Among the secondary causes of low-flow priapism are the following thromboembolic/hypercoagulable states:
Fabry disease (rare association, occasionally noted to be priapism of the high-flow type)
Vigorous sexual activityMycoplasma pneumoniae infection (mechanism is thought to be a hypercoagulable state induced by the infection)
4 Making a Diagnosis
Diagnostic work up for priapism includes following:
CBC: To determine if the patient has anemia, luekocytosis, thrombocytosis, or may be undiagnosed leukemia.
For patients suspected of sickle cell disease, the diagnostic tests include; CBC, reticulocyte count, haemoglobin S determination, blood type.
Measurement of plasma thromboplastin or activated partial thromboplastin time to determine coagulation status may be useful in case of emergent need to operate the patient.
Penile blood gas (PBG) test results allow differentiation between high- and low-flow priapism. Low-flow PBG findings may include a pH of less than 7.0, a PCO2 of greater than 60 mm Hg, and a PO2 of less than 30 mm Hg. Variation depends on the duration of the episode. High-flow PBG findings should reflect normal arterial values.
Color flow penile Doppler imaging is the investigation of choice. Ultrasonography can help to identify and locate fistulas.
In patients with high-flow priapism, selective penile angiography may be required in order to identify the site of the fistula, or to confirm the location of a fistula identified by ultrasound. The fistula can then be closed by embolization.
Perform chest X-Ray or CT scan to identify a malignant and possible metastatic cause.
Treatment methods for priapism include:
Medical advice should be sought immediately for cases of erection beyond four hours. In sickle-cell anaemia guidelines recommend a conservative treatment approach of prompt initial rehydration. For others, orally administered pseudoephedrine and other sympathetomimmetic drugs may be effective, pseudoephedrine being an alpha-agonist agent that exerts a constriction effect on smooth muscle of corpora cavernosum, that in turn facilitates venous outflow. Otherwise, the therapy at this stage is to aspirate blood from the corpus cavernosum under local anaesthetic. If this is still insufficient, then intracavernosal injections of phenylephrine are administered.
Terbutaline being a beta-2 agonist causes smooth muscle relaxation; in priapism it probably acts by relaxation of the stretched corporeal smooth muscles, or increasing permeability of erectile cavernous tissue permitting easy flow of fluid from sinusoids into the venous system. In priapism, it was suggested to be administered orally.

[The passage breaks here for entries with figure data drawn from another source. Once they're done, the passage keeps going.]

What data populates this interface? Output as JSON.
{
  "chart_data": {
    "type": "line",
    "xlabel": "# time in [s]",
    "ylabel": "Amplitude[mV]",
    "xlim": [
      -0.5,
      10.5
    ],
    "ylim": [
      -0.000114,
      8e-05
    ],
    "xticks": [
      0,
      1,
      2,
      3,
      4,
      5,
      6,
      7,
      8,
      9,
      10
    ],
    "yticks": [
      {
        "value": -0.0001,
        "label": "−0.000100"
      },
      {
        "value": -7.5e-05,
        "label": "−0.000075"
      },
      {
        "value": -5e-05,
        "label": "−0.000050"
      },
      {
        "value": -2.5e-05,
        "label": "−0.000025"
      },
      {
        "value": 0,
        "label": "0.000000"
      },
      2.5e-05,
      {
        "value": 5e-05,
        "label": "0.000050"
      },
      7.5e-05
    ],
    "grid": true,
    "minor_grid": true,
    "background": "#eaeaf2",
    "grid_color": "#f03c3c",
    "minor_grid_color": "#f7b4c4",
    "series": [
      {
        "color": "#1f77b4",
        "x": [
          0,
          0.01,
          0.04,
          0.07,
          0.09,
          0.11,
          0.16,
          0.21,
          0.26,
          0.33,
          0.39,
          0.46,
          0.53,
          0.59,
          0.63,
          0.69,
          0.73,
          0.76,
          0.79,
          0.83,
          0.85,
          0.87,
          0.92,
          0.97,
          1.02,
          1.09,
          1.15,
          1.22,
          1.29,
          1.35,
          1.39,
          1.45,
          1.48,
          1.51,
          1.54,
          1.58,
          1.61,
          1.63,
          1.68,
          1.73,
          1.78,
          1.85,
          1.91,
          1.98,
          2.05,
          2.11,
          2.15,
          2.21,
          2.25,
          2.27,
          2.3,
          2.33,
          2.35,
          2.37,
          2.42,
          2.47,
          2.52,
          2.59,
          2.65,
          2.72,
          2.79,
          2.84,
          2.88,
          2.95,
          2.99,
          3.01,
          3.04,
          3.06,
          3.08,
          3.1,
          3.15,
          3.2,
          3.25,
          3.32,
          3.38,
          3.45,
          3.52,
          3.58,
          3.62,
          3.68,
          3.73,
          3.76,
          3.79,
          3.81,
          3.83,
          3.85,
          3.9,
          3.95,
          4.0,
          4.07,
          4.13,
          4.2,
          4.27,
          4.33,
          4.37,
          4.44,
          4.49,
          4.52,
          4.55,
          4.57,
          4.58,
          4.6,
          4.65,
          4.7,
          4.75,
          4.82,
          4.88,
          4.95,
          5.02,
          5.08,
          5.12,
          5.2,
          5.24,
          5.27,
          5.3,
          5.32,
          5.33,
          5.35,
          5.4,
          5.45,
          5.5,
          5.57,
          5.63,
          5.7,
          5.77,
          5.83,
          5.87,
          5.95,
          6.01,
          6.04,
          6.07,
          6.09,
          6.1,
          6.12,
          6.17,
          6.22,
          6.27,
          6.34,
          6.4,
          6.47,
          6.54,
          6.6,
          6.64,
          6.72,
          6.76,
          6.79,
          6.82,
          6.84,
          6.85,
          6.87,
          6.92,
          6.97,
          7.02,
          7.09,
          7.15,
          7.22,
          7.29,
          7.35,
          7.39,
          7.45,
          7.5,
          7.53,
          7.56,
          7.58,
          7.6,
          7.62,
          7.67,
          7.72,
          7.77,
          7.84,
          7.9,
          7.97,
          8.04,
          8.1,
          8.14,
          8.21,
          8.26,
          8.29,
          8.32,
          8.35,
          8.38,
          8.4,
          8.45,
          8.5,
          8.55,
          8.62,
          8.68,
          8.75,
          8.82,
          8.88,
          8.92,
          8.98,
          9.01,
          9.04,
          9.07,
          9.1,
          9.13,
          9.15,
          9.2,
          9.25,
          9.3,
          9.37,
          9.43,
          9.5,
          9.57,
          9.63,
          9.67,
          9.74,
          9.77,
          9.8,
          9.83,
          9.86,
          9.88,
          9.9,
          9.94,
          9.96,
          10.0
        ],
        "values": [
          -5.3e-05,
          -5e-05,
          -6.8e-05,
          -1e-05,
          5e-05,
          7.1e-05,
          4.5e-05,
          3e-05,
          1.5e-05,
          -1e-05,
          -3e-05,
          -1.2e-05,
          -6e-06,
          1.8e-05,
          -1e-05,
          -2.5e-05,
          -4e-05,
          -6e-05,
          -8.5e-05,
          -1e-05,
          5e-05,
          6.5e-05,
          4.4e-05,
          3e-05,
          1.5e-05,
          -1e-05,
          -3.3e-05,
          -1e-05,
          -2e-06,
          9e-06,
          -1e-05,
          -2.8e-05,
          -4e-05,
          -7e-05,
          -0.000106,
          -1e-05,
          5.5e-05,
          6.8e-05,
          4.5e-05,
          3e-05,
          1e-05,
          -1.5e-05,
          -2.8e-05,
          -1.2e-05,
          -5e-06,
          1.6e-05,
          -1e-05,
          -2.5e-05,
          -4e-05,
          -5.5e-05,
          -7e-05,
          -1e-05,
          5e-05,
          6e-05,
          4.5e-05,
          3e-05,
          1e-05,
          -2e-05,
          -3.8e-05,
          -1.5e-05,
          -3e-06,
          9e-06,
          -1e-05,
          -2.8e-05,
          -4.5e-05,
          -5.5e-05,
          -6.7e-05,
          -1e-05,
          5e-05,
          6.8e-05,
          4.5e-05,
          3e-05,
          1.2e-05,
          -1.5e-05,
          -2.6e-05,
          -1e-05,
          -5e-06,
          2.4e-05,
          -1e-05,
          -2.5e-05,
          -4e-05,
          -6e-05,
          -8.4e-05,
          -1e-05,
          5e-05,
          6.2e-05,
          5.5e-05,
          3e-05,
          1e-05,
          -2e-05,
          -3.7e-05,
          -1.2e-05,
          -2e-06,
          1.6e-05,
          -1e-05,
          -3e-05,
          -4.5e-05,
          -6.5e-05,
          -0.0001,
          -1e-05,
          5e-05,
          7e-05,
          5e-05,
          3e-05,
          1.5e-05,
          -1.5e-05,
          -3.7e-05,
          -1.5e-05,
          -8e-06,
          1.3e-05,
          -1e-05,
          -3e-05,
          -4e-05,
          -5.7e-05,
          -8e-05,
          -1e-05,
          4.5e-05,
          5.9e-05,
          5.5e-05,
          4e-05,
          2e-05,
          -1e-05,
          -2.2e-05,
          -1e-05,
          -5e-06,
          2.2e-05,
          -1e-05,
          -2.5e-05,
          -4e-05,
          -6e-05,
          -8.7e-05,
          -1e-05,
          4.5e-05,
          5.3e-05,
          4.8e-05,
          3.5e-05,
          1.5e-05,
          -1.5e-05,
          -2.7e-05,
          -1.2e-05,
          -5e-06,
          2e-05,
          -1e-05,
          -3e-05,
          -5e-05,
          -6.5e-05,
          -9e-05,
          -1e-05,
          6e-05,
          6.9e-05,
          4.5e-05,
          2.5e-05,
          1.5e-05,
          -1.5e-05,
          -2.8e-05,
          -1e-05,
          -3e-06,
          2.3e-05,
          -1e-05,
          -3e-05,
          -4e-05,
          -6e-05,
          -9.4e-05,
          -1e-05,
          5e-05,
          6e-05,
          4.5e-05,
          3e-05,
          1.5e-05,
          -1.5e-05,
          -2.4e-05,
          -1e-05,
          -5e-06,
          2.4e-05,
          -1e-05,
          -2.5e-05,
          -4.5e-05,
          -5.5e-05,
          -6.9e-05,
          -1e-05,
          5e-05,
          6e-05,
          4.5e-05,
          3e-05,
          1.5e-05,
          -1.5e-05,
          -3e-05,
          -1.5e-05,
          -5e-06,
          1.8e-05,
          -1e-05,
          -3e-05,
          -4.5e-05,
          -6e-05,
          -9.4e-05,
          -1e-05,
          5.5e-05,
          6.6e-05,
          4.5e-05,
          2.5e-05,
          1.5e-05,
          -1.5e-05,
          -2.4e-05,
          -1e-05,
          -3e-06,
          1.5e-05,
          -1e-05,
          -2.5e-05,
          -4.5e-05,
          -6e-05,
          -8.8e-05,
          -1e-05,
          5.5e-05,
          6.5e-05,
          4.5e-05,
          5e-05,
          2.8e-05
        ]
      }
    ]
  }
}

Methylene blue is used intracavernously to treat priapism, but it should not be used in treatment of recurrent priapism or fibrosis because it can induce penile necrosis. Temporary blue discoloration of the penis is also of concern.
If aspiration fails and tumescence recurs, surgical shunts are next attempted. This attempt to reverse the priapic state by shunting blood from the rigid corpora cavernosa into the corpus spongiosum (which contains the glans and the urethra). Distal shunts are the first step, followed by more proximal shunts.
As the complication of shortened, indurated and non-erectile penis is high in prolonged priapism, early penile prosthesis implantation can be performed. Apart from early resumption of sexual activity, early implantation can avoid the formation of dense fibrosis and hence a shortened penis.
6 Risks and Complications
There are several complications associated with priapism.
Because ischemic priapism causes the blood to remain in the penis for unusually long periods of time, the blood becomes deprived of oxygen and can cause damage to the penile tissue itself.
Should the penile tissue become damaged, it can further result in erectile dysfunction or disfigurement of the penis.
In extreme cases, if the penis suffers from severe vascular disease, the priapism can result in penile gangrene.